“That’s ridiculous. He was chair of the Bolshevik discussion group at the Putilov works in 1914. He was one of the first deputies to the Petrograd soviet. He’s more Bolshevik than I am!”
“Is that so?” said Pinsky, and there was the hint of a threat in his voice.
Grigori ignored it. “Bring him to me.”
“Right away, comrade.”
A few minutes later Konstantin appeared. He was dirty and unshaven, and he smelled like a pigsty. Magda burst into tears and threw her arms around him.
“I need to talk to the prisoner privately,” Grigori said to Pinsky. “Take us to your office.”
Pinsky shook his head. “My humble room-”
“Don’t argue,” Grigori said. “Your office.” It was a way of emphasizing his power. He needed to keep Pinsky under his thumb.
Pinsky led them to an upstairs room overlooking the inner courtyard. He hastily swept a knuckle-duster off the desk into a drawer.

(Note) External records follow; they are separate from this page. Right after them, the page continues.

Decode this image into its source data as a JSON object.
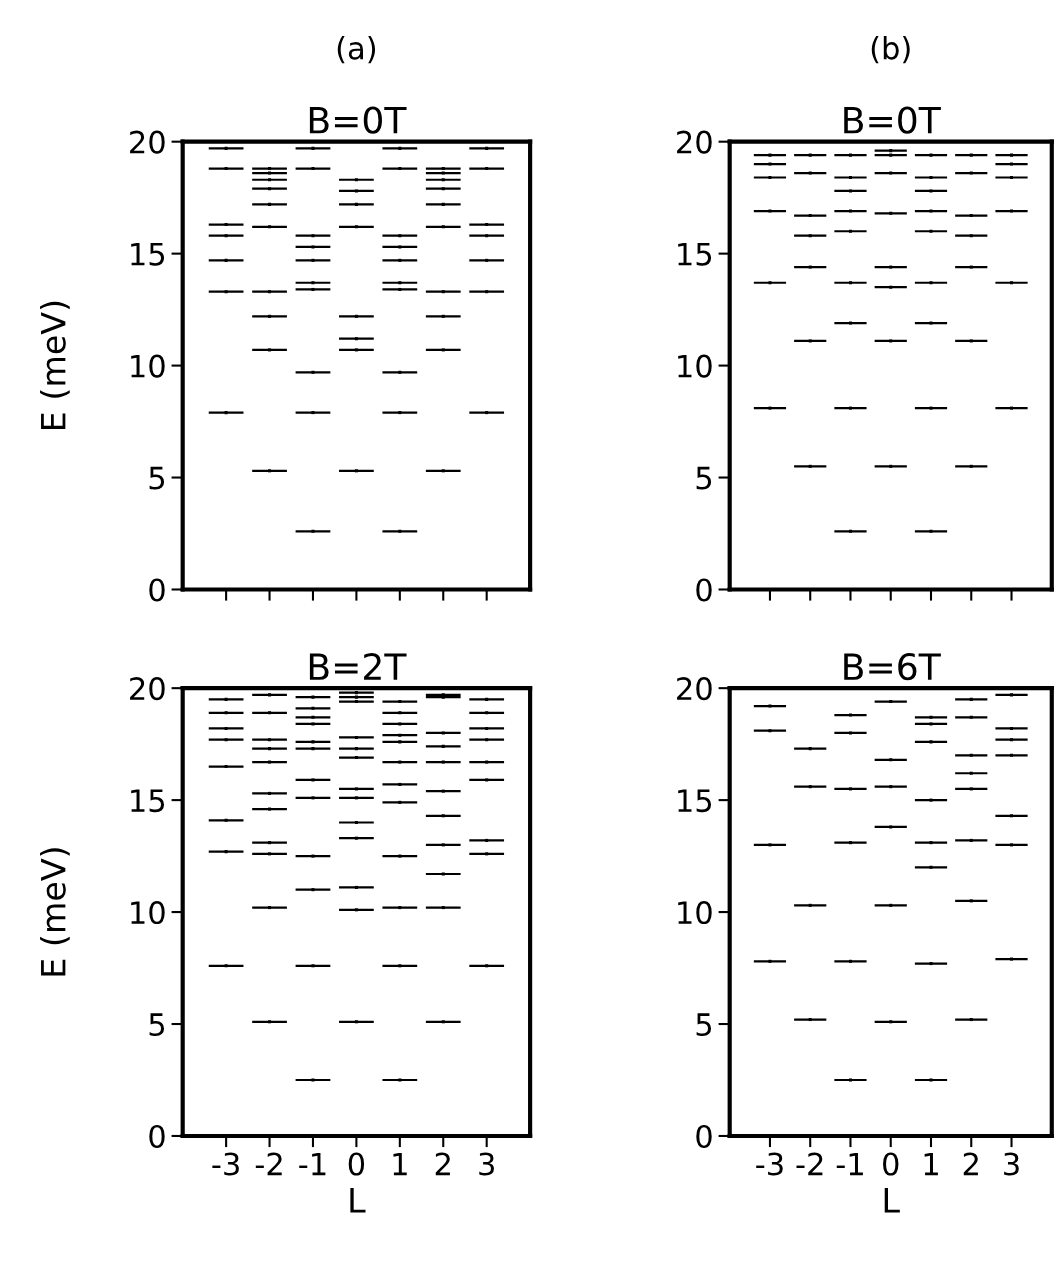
{
  "chart_data": [
    {
      "type": "scatter",
      "annotations": [
        "(a)"
      ],
      "title": "B=0T",
      "ylabel": "E (meV)",
      "marker": "square",
      "xlim": [
        -4,
        4
      ],
      "xticks": [
        -3,
        -2,
        -1,
        0,
        1,
        2,
        3
      ],
      "ylim": [
        0,
        20
      ],
      "yticks": [
        0,
        5,
        10,
        15,
        20
      ],
      "tick_labels": "y",
      "series": [
        {
          "color": "#000000",
          "x": [
            -3,
            -3,
            -3,
            -3,
            -3,
            -3,
            -3,
            -2,
            -2,
            -2,
            -2,
            -2,
            -2,
            -2,
            -2,
            -2,
            -2,
            -1,
            -1,
            -1,
            -1,
            -1,
            -1,
            -1,
            -1,
            -1,
            -1,
            0,
            0,
            0,
            0,
            0,
            0,
            0,
            0,
            1,
            1,
            1,
            1,
            1,
            1,
            1,
            1,
            1,
            1,
            2,
            2,
            2,
            2,
            2,
            2,
            2,
            2,
            2,
            2,
            3,
            3,
            3,
            3,
            3,
            3,
            3
          ],
          "values": [
            19.7,
            18.8,
            16.3,
            15.8,
            14.7,
            13.3,
            7.9,
            18.8,
            18.6,
            18.3,
            17.9,
            17.2,
            16.2,
            13.3,
            12.2,
            10.7,
            5.3,
            19.7,
            18.8,
            15.8,
            15.3,
            14.7,
            13.7,
            13.4,
            9.7,
            7.9,
            2.6,
            18.3,
            17.8,
            17.2,
            16.2,
            12.2,
            11.2,
            10.7,
            5.3,
            19.7,
            18.8,
            15.8,
            15.3,
            14.7,
            13.7,
            13.4,
            9.7,
            7.9,
            2.6,
            18.8,
            18.6,
            18.3,
            17.9,
            17.2,
            16.2,
            13.3,
            12.2,
            10.7,
            5.3,
            19.7,
            18.8,
            16.3,
            15.8,
            14.7,
            13.3,
            7.9
          ],
          "xerrors": [
            0.4,
            0.4,
            0.4,
            0.4,
            0.4,
            0.4,
            0.4,
            0.4,
            0.4,
            0.4,
            0.4,
            0.4,
            0.4,
            0.4,
            0.4,
            0.4,
            0.4,
            0.4,
            0.4,
            0.4,
            0.4,
            0.4,
            0.4,
            0.4,
            0.4,
            0.4,
            0.4,
            0.4,
            0.4,
            0.4,
            0.4,
            0.4,
            0.4,
            0.4,
            0.4,
            0.4,
            0.4,
            0.4,
            0.4,
            0.4,
            0.4,
            0.4,
            0.4,
            0.4,
            0.4,
            0.4,
            0.4,
            0.4,
            0.4,
            0.4,
            0.4,
            0.4,
            0.4,
            0.4,
            0.4,
            0.4,
            0.4,
            0.4,
            0.4,
            0.4,
            0.4,
            0.4
          ]
        }
      ]
    },
    {
      "type": "scatter",
      "annotations": [
        "(b)"
      ],
      "title": "B=0T",
      "marker": "square",
      "xlim": [
        -4,
        4
      ],
      "xticks": [
        -3,
        -2,
        -1,
        0,
        1,
        2,
        3
      ],
      "ylim": [
        0,
        20
      ],
      "yticks": [
        0,
        5,
        10,
        15,
        20
      ],
      "tick_labels": "y",
      "series": [
        {
          "color": "#000000",
          "x": [
            -3,
            -3,
            -3,
            -3,
            -3,
            -3,
            -2,
            -2,
            -2,
            -2,
            -2,
            -2,
            -2,
            -1,
            -1,
            -1,
            -1,
            -1,
            -1,
            -1,
            -1,
            -1,
            0,
            0,
            0,
            0,
            0,
            0,
            0,
            0,
            1,
            1,
            1,
            1,
            1,
            1,
            1,
            1,
            1,
            2,
            2,
            2,
            2,
            2,
            2,
            2,
            3,
            3,
            3,
            3,
            3,
            3
          ],
          "values": [
            19.4,
            19.0,
            18.4,
            16.9,
            13.7,
            8.1,
            19.4,
            18.6,
            16.7,
            15.8,
            14.4,
            11.1,
            5.5,
            19.4,
            18.4,
            17.8,
            16.9,
            16.0,
            13.7,
            11.9,
            8.1,
            2.6,
            19.6,
            19.4,
            18.6,
            16.8,
            14.4,
            13.5,
            11.1,
            5.5,
            19.4,
            18.4,
            17.8,
            16.9,
            16.0,
            13.7,
            11.9,
            8.1,
            2.6,
            19.4,
            18.6,
            16.7,
            15.8,
            14.4,
            11.1,
            5.5,
            19.4,
            19.0,
            18.4,
            16.9,
            13.7,
            8.1
          ],
          "xerrors": [
            0.4,
            0.4,
            0.4,
            0.4,
            0.4,
            0.4,
            0.4,
            0.4,
            0.4,
            0.4,
            0.4,
            0.4,
            0.4,
            0.4,
            0.4,
            0.4,
            0.4,
            0.4,
            0.4,
            0.4,
            0.4,
            0.4,
            0.4,
            0.4,
            0.4,
            0.4,
            0.4,
            0.4,
            0.4,
            0.4,
            0.4,
            0.4,
            0.4,
            0.4,
            0.4,
            0.4,
            0.4,
            0.4,
            0.4,
            0.4,
            0.4,
            0.4,
            0.4,
            0.4,
            0.4,
            0.4,
            0.4,
            0.4,
            0.4,
            0.4,
            0.4,
            0.4
          ]
        }
      ]
    },
    {
      "type": "scatter",
      "title": "B=2T",
      "xlabel": "L",
      "ylabel": "E (meV)",
      "marker": "square",
      "xlim": [
        -4,
        4
      ],
      "xticks": [
        -3,
        -2,
        -1,
        0,
        1,
        2,
        3
      ],
      "ylim": [
        0,
        20
      ],
      "yticks": [
        0,
        5,
        10,
        15,
        20
      ],
      "series": [
        {
          "color": "#000000",
          "x": [
            -3,
            -3,
            -3,
            -3,
            -3,
            -3,
            -3,
            -3,
            -2,
            -2,
            -2,
            -2,
            -2,
            -2,
            -2,
            -2,
            -2,
            -2,
            -2,
            -1,
            -1,
            -1,
            -1,
            -1,
            -1,
            -1,
            -1,
            -1,
            -1,
            -1,
            -1,
            0,
            0,
            0,
            0,
            0,
            0,
            0,
            0,
            0,
            0,
            0,
            0,
            0,
            1,
            1,
            1,
            1,
            1,
            1,
            1,
            1,
            1,
            1,
            1,
            1,
            2,
            2,
            2,
            2,
            2,
            2,
            2,
            2,
            2,
            2,
            2,
            3,
            3,
            3,
            3,
            3,
            3,
            3,
            3,
            3
          ],
          "values": [
            19.5,
            18.9,
            18.2,
            17.7,
            16.5,
            14.1,
            12.7,
            7.6,
            19.7,
            18.9,
            17.7,
            17.3,
            16.7,
            15.3,
            14.6,
            13.1,
            12.6,
            10.2,
            5.1,
            19.6,
            19.1,
            18.7,
            18.4,
            17.6,
            17.3,
            15.9,
            15.1,
            12.5,
            11.0,
            7.6,
            2.5,
            19.8,
            19.6,
            19.4,
            17.8,
            17.3,
            16.9,
            15.5,
            15.1,
            14.0,
            13.3,
            11.1,
            10.1,
            5.1,
            19.4,
            18.9,
            18.4,
            17.9,
            17.6,
            16.7,
            15.7,
            14.9,
            12.5,
            10.2,
            7.6,
            2.5,
            19.7,
            19.6,
            18.0,
            17.4,
            16.7,
            15.4,
            14.3,
            13.0,
            11.7,
            10.2,
            5.1,
            19.5,
            18.9,
            18.2,
            17.7,
            16.7,
            15.9,
            13.2,
            12.6,
            7.6
          ],
          "xerrors": [
            0.4,
            0.4,
            0.4,
            0.4,
            0.4,
            0.4,
            0.4,
            0.4,
            0.4,
            0.4,
            0.4,
            0.4,
            0.4,
            0.4,
            0.4,
            0.4,
            0.4,
            0.4,
            0.4,
            0.4,
            0.4,
            0.4,
            0.4,
            0.4,
            0.4,
            0.4,
            0.4,
            0.4,
            0.4,
            0.4,
            0.4,
            0.4,
            0.4,
            0.4,
            0.4,
            0.4,
            0.4,
            0.4,
            0.4,
            0.4,
            0.4,
            0.4,
            0.4,
            0.4,
            0.4,
            0.4,
            0.4,
            0.4,
            0.4,
            0.4,
            0.4,
            0.4,
            0.4,
            0.4,
            0.4,
            0.4,
            0.4,
            0.4,
            0.4,
            0.4,
            0.4,
            0.4,
            0.4,
            0.4,
            0.4,
            0.4,
            0.4,
            0.4,
            0.4,
            0.4,
            0.4,
            0.4,
            0.4,
            0.4,
            0.4,
            0.4
          ]
        }
      ]
    },
    {
      "type": "scatter",
      "title": "B=6T",
      "xlabel": "L",
      "marker": "square",
      "xlim": [
        -4,
        4
      ],
      "xticks": [
        -3,
        -2,
        -1,
        0,
        1,
        2,
        3
      ],
      "ylim": [
        0,
        20
      ],
      "yticks": [
        0,
        5,
        10,
        15,
        20
      ],
      "series": [
        {
          "color": "#000000",
          "x": [
            -3,
            -3,
            -3,
            -3,
            -2,
            -2,
            -2,
            -2,
            -1,
            -1,
            -1,
            -1,
            -1,
            -1,
            0,
            0,
            0,
            0,
            0,
            0,
            1,
            1,
            1,
            1,
            1,
            1,
            1,
            1,
            2,
            2,
            2,
            2,
            2,
            2,
            2,
            2,
            3,
            3,
            3,
            3,
            3,
            3,
            3
          ],
          "values": [
            19.2,
            18.1,
            13.0,
            7.8,
            17.3,
            15.6,
            10.3,
            5.2,
            18.8,
            18.0,
            15.5,
            13.1,
            7.8,
            2.5,
            19.4,
            16.8,
            15.6,
            13.8,
            10.3,
            5.1,
            18.7,
            18.4,
            17.6,
            15.0,
            13.1,
            12.0,
            7.7,
            2.5,
            19.5,
            18.7,
            17.0,
            16.2,
            15.5,
            13.2,
            10.5,
            5.2,
            19.7,
            18.2,
            17.7,
            17.0,
            14.3,
            13.0,
            7.9
          ],
          "xerrors": [
            0.4,
            0.4,
            0.4,
            0.4,
            0.4,
            0.4,
            0.4,
            0.4,
            0.4,
            0.4,
            0.4,
            0.4,
            0.4,
            0.4,
            0.4,
            0.4,
            0.4,
            0.4,
            0.4,
            0.4,
            0.4,
            0.4,
            0.4,
            0.4,
            0.4,
            0.4,
            0.4,
            0.4,
            0.4,
            0.4,
            0.4,
            0.4,
            0.4,
            0.4,
            0.4,
            0.4,
            0.4,
            0.4,
            0.4,
            0.4,
            0.4,
            0.4,
            0.4
          ]
        }
      ]
    }
  ]
}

Looking out of the window, Grigori saw that it was daybreak. “Wait outside,” he said to Pinsky.
They sat down and Grigori said to Konstantin: “What the hell is going on?”
“We came to Moscow when the government moved,” Konstantin explained. “I thought I would become a commissar. But it was a mistake. I have no political support here.”
“So what have you been doing?”
“I’ve gone back to ordinary work. I’m at the Tod factory, making engine parts, cogs and pistons and ball races.”
“But why do the police imagine you’re counterrevolutionary?”
“The factory elects a deputy to the Moscow soviet. One of the engineers announced he would be a Menshevik candidate. He held a meeting, and I went to listen. There were only a dozen people there. I didn’t speak, I left halfway through, and I didn’t vote for him. The Bolshevik candidate won, of course. But, after the election, everyone who attended that Menshevik meeting was fired. Then, last week, we were all arrested.”
“We can’t do this,” Grigori said in despair. “Not even in the name of the revolution. We can’t arrest workers for listening to a different point of view.”
Konstantin looked at him strangely. “Have you been away somewhere?”
“Of course,” said Grigori. “Fighting the counterrevolutionary armies.”
“Then that’s why you don’t know what’s going on.”
“You mean this has happened before?”
“Grishka, it happens every day.”
“I can’t believe it.”
Magda said: “And last night I received a message-from a friend who is married to a policeman-saying Konstantin and the others were all to be shot at eight o’clock this morning.”
Grigori looked at his army-issue wristwatch. It was almost eight. “Pinsky!” he shouted.
The policeman came in.
“Stop this execution.”
“I fear it is too late, comrade.”
“You mean these men have already been shot?”
“Not quite.” Pinsky went to the window.
Grigori did the same. Konstantin and Magda stood beside him.
Down in the snow-covered courtyard, a firing squad had assembled in the clear early light. Opposite the soldiers, a dozen blindfolded men stood shivering in thin indoor clothes. A red flag flew above their heads.
As Grigori looked, the soldiers raised their rifles.
Grigori yelled: “Stop at once! Do not shoot!” But his voice was muffled by the window, and no one heard.
A moment later there was a crash of gunfire.
The condemned men fell to the ground. Grigori stared, aghast.
Around the slumped bodies, bloodstains appeared on the snow, bright red to match the flag flying above.
CHAPTER FORTY-ONE – November 11-12, 1923
Maud slept in the day and got up in the middle of the afternoon, when Walter brought the children home from Sunday school. Eric was three and Heike was two, and they looked so sweet in their best clothes that Maud thought her heart would burst with love.
She had never known an emotion like this. Even her mad passion for Walter had not been so overwhelming. The children also made her feel desperately anxious. Would she be able to feed them and keep them warm, and protect them from riot and revolution?
She gave them hot bread-and-milk to warm them, then she began to prepare for the evening. She and Walter were throwing a small family party to celebrate the thirty-eighth birthday of Walter’s cousin Robert von Ulrich.
Robert had not been killed in the war, contrary to Walter’s parents’ fears-or were they hopes? Either way, Walter had not become the Graf von Ulrich. Robert had been held in a prisoner-of-war camp in Siberia. When the Bolsheviks had made peace with Austria, Robert and his wartime comrade, Jörg, had set out to walk, hitchhike, and ride freight trains home. It had taken them a year, but they had made it, and when they returned Walter had found them an apartment in Berlin.
Maud put on her apron. In the tiny kitchen of her little house she made a soup out of cabbage, stale bread, and turnips. She also baked a small cake, although she had to eke out her ingredients with more turnips.